What is Agile Scrum Methodology?

One of the most popular agile methodologies in use today. Scrum is a lightweight software development methodology that focuses on having small time-boxed sprints of new functionality that are incorporated into an integrated product baseline. Scrum places an emphasis on customer interaction, feedback and adjustments rather than documentation and prediction.

Why Use Scrum and Extreme Programming (XP)?

Traditionally projects are delivered in a series of phases that are based on increasing levels of certainty around the system being built:

However this approach has many drawbacks:

  • It is not flexible to changes in customer requirements
  • Time is wasted building features that nobody needs
  • The end user cannot give feedback till it’s completed coded
  • You don’t know how stable the system is until the end

How Is Scrum Different?

One of the most popular agile methodologies in use today. Scrum is a lightweight software development methodology that focuses on having small time-boxed sprints of new functionality that are incorporated into an integrated product baseline. Scrum places an emphasis on customer interaction, feedback and adjustments rather than documentation and prediction.

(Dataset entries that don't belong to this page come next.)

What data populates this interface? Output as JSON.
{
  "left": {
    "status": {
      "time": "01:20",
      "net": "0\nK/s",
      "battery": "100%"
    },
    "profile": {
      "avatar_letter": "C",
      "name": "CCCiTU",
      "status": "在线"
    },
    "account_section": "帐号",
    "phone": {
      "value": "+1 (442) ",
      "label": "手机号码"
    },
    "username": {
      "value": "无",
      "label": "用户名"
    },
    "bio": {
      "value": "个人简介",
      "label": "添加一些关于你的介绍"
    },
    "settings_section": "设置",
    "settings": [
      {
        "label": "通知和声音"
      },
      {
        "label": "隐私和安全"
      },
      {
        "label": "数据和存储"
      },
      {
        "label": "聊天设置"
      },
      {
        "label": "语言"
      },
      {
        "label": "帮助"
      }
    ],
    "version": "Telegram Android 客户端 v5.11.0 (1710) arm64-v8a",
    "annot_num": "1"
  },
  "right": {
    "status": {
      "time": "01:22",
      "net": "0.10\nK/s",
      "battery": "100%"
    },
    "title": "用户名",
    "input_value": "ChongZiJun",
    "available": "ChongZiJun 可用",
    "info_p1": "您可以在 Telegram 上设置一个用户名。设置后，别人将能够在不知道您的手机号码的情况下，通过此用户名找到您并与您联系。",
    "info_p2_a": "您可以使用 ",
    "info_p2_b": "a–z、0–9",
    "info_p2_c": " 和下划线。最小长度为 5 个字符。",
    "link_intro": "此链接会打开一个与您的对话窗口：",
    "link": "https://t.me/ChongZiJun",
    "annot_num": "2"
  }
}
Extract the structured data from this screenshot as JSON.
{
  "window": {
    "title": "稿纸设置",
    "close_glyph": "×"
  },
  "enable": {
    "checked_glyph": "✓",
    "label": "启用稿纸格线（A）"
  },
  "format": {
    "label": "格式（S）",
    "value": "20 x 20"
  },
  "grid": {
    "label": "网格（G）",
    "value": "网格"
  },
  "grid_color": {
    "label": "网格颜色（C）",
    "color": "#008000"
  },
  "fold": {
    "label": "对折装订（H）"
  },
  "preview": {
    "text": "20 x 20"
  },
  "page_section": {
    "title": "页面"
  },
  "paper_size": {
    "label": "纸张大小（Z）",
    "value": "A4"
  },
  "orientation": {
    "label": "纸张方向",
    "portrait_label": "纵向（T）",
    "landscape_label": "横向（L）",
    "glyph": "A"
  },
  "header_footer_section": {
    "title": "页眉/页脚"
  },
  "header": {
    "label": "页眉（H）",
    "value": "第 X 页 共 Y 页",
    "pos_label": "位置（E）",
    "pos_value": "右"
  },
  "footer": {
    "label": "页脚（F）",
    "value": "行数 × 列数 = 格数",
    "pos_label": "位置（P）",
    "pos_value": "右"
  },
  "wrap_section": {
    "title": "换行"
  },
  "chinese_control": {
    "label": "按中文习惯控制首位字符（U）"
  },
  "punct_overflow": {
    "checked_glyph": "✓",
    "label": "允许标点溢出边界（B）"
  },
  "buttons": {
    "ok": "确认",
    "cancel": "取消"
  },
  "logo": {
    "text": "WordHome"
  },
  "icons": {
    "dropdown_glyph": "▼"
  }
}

Instead of phases, Scrum projects are broken down into releases and sprints. At the end of each sprint you have a fully functioning system that could be released:

With scrum projects, the requirements for the project do not have to be codified up-front, instead they are prioritized and scheduled for each sprint. The requirements are composed of ‘user stories’ that can be scheduled into a particular release and sprint:

Scrum is often deployed in conjunction with other agile methods such as Extreme Programming (XP) since such methods are in reality mostly complimentary, with XP focusing on the engineering (continuous integration, test-driven development, etc.) and Scrum focusing more on the project management side (burn-down, fixed scope for sprints/iterations). So project managers should choose elements of the Scrum project management methodology and other methods/tools together for the specific project. Since Scrum is a more defined project management methodology in terms of tools and processes, it is often easier to adopt from day one with less initial invention and customization.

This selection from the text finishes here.